Si cette lettre vous est adressée aujourd’hui, c’est parce qu’en signant l’accord entre l’
Union européenne (UE) et la Turquie, vous tournez le dos à des milliers de personnes qui fuient la guerre, l’oppression et le désespoir.
En effet, cet accord sous-traite la prise en charge de ces populations à la Turquie en échange, entre autres, d’un plan d’aide de plusieurs milliards d’euros. Alors que nous assistons au plus important phénomène migratoire de ces dernières décennies, l’Europe recule ainsi devant ses obligations légales et morales.
Cela fait des années que nous prenons en charge les victimes des politiques dissuasives pratiquées en Europe face à la migration, dans ce qui relève à présent d’une crise humanitaire sans précédent. Nous avons soigné des gens dont les os ont été brisés par la police, des enfants blessés au visage par des balles en caoutchouc, des nourrissons dont les yeux ont été aspergés de gaz lacrymogènes. Plutôt que de remédier à la crise, l’UE et ses États membres ont simplement décidé de s’en détourner et d’en confier la responsabilité à d’autres.
Cet accord constitue une menace pour le droit universel à l’asile et une violation de l’obligation de porter assistance à chaque homme, femme ou enfant en quête de protection. Renvoyer ces populations dans leur dernier pays de transit transforme l’asile en instrument de marchandage politique visant à maintenir les réfugiés aussi loin que possible des frontières de l’UE, et des regards de ceux qui y votent. Aujourd’hui, les demandeurs d’asile n’ont pratiquement plus aucun moyen sûr pour atteindre les côtes européennes et y déposer leur demande.

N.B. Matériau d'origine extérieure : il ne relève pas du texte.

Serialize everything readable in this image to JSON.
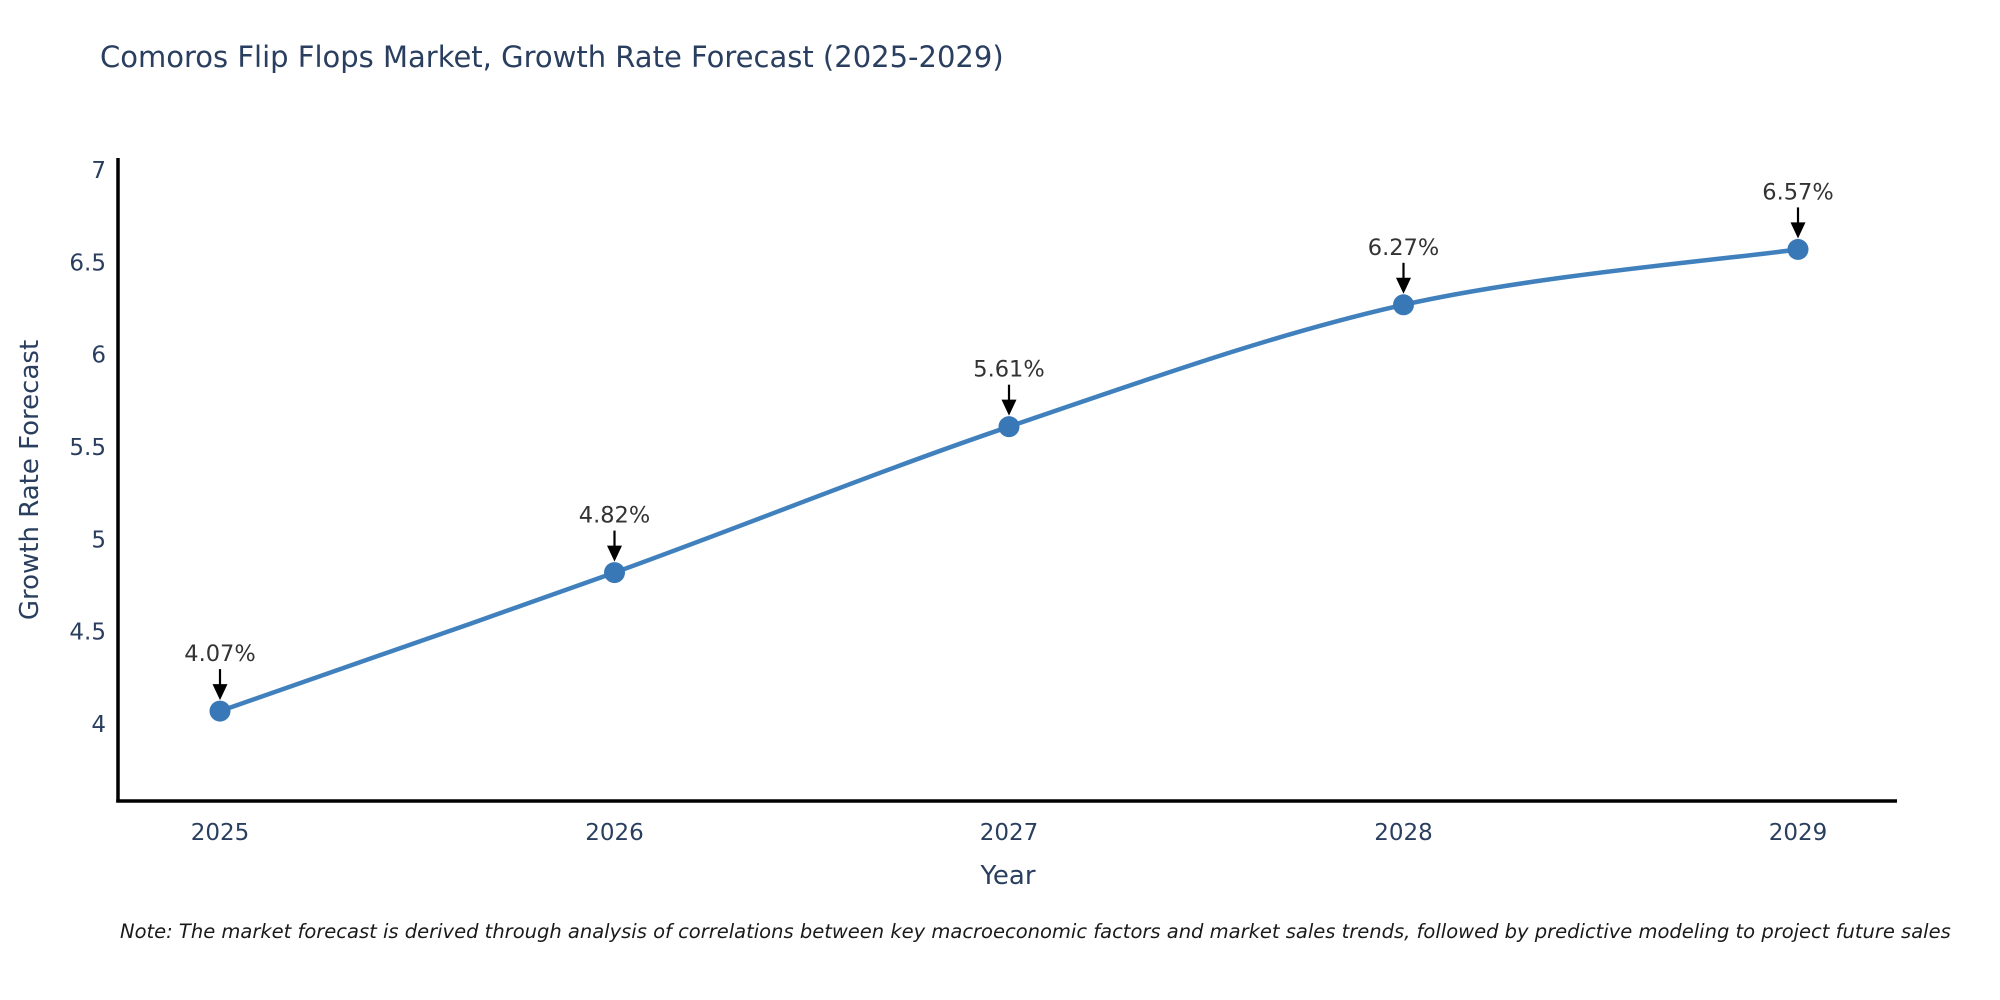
{
  "title": "Comoros Flip Flops Market, Growth Rate Forecast (2025-2029)",
  "note": "Note: The market forecast is derived through analysis of correlations between key macroeconomic factors and market sales trends, followed by predictive modeling to project future sales",
  "chart_data": {
    "type": "line",
    "title": "Comoros Flip Flops Market, Growth Rate Forecast (2025-2029)",
    "xlabel": "Year",
    "ylabel": "Growth Rate Forecast",
    "x": [
      2025,
      2026,
      2027,
      2028,
      2029
    ],
    "values": [
      4.07,
      4.82,
      5.61,
      6.27,
      6.57
    ],
    "point_labels": [
      "4.07%",
      "4.82%",
      "5.61%",
      "6.27%",
      "6.57%"
    ],
    "x_ticks": [
      "2025",
      "2026",
      "2027",
      "2028",
      "2029"
    ],
    "y_ticks": [
      "4",
      "4.5",
      "5",
      "5.5",
      "6",
      "6.5",
      "7"
    ],
    "ylim": [
      3.55,
      7.05
    ],
    "grid": false,
    "legend_position": "none",
    "colors": {
      "line": "#4081bd",
      "marker": "#3878b6",
      "axis": "#000000",
      "tick_text": "#2a3f5f",
      "axis_title_text": "#2a3f5f",
      "annotation_text": "#333333",
      "annotation_arrow": "#000000",
      "title_text": "#2a3f5f"
    }
  }
}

En échange, vous vous êtes engagés à mener un programme d’aide « humanitaire » et de développement permettant de répondre aux besoins des réfugiés syriens. Vous avez présenté ce geste comme un moyen d’atténuer la souffrance humaine. Cette aide est toutefois conditionnée à des renvois à l’étranger, et viole ainsi le principe humanitaire d’assistance inconditionnelle basée sur les besoins uniquement. En offrant des milliards d’euros à la Turquie pour que, à l’abri de nos regards, elle prenne en charge ces populations, vous confrontez les organisations humanitaires à un terrible dilemme : bien que les réfugiés et les migrants aient désespérément besoin d’assistance, doivent-elles se compromettre en devenant complices d’une politique visant, à terme, à contrôler les frontières ?
Si la Turquie a évidemment besoin d’aide – le pays a déjà accueilli près de trois millions de réfugiés sur son sol – il n’en demeure pas moins que l’aide humanitaire doit être séparée de l’accord politique.

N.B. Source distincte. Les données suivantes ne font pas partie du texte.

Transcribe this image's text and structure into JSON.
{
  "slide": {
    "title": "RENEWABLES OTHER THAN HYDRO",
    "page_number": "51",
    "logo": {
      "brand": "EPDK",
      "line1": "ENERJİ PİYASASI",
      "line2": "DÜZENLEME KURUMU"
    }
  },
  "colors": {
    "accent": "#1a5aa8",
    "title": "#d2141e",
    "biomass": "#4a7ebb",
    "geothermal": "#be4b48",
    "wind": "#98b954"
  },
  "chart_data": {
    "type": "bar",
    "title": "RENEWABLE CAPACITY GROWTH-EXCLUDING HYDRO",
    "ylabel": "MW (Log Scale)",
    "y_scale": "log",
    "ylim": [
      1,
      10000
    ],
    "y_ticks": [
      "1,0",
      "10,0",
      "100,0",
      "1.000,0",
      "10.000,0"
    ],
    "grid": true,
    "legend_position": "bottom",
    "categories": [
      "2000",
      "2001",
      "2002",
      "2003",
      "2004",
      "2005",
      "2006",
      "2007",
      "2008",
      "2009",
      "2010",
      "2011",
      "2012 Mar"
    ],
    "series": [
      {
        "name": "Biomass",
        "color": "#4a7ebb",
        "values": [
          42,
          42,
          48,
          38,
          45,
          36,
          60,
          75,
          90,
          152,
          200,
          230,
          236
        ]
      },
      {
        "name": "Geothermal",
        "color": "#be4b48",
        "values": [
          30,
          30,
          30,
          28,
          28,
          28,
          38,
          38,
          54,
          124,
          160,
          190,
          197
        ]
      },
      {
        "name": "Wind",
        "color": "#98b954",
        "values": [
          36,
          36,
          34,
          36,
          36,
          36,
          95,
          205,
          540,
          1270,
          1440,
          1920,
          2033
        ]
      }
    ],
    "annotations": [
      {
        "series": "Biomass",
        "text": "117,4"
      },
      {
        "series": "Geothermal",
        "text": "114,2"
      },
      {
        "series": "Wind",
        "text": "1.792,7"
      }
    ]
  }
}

Cet accord envoie de surcroît un signal préoccupant au reste du monde : d’autres pays pourraient tenter de se soustraire à leur devoir de proposer l’asile. Si les États s’en inspirent, le concept de « réfugié » pourrait cesser d’exister. Des populations se retrouveront prises au piège dans des zones de guerre, au risque d’y mourir. Le bombardement récemment d’un camp de déplacés près d’Idlib, dans lequel 28 personnes au moins ont été tuées, montre que le concept « d’espaces sûrs » en Syrie n’est pas viable.

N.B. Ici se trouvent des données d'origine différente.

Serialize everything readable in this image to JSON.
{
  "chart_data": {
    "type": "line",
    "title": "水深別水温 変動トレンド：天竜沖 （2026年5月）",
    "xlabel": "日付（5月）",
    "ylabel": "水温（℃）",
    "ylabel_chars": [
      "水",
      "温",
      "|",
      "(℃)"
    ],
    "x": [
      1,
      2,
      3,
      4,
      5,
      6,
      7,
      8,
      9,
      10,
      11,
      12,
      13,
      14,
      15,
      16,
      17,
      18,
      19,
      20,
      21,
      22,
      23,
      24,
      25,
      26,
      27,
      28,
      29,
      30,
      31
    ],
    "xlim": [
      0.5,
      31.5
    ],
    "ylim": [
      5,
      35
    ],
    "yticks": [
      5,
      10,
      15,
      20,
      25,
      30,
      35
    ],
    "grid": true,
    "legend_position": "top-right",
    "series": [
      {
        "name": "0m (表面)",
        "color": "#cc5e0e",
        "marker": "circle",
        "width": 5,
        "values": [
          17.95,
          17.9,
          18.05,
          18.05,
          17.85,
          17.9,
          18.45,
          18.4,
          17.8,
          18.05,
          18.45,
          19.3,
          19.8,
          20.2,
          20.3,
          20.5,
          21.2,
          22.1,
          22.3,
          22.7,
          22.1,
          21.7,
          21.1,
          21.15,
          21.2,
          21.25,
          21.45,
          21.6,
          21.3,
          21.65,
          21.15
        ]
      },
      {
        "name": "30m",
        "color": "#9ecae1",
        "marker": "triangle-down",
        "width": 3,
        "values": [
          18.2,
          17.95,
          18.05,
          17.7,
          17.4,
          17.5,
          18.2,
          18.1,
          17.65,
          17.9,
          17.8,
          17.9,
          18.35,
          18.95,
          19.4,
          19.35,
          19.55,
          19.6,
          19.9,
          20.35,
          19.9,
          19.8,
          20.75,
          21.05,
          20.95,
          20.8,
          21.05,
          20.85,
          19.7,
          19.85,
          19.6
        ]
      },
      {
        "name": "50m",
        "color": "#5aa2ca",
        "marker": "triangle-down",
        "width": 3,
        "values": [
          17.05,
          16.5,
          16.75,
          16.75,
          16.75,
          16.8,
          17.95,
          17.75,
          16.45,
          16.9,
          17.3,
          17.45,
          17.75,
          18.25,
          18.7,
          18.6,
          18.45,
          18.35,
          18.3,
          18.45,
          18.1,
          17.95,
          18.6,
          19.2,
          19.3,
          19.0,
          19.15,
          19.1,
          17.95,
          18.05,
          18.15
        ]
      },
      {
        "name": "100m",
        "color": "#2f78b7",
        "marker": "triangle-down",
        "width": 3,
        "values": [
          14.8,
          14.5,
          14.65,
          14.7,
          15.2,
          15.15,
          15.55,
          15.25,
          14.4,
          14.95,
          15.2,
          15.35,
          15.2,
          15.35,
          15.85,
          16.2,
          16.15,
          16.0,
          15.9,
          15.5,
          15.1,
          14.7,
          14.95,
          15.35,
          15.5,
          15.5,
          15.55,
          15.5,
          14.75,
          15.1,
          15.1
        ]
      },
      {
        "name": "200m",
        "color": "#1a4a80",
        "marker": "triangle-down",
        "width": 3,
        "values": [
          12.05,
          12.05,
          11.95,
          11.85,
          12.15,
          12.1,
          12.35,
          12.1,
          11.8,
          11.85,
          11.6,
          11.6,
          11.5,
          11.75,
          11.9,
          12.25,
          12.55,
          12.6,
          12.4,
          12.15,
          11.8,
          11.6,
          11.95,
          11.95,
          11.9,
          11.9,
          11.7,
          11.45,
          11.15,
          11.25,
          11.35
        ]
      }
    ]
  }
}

Pendant ce temps, l’accueil officiel offert par l’Europe à ceux qui sont bloqués en Grèce est honteux. Dans les camps sur les iles grecques, il n’y a aucune protection. Une fois la nuit tombée, les femmes ont peur de se rendre aux toilettes, les mères supplient pour obtenir du lait maternisé afin de nourrir leurs jeunes enfants, et les hommes de tous âges perdent leur dignité en se battant pour des restes de nourriture ou pour savoir qui sera le prochain dans la file.
Pays d’Europe, ces populations ont besoin de votre aide et de votre protection, pas seulement de votre argent. La seconde guerre mondiale est-elle déjà si loin que vous ne vous souvenez plus du besoin vital de fuir les violences et les persécutions ? Si une fuite d’une telle ampleur est un sujet politique hautement sensible, elle reste avant tout une urgence humanitaire.
Si les citoyens européens sont nombreux à s’être portés volontaires pour aider les personnes déplacées, votre gestion de la crise reste dictée par la peur d’hypothétiques conséquences politiques.
Nous vous demandons à vous, dirigeants européens, d’être à la hauteur de l’enjeu, et d’enfin vous mobiliser pour offrir assistance, accueil et protection à ceux qui en ont besoin.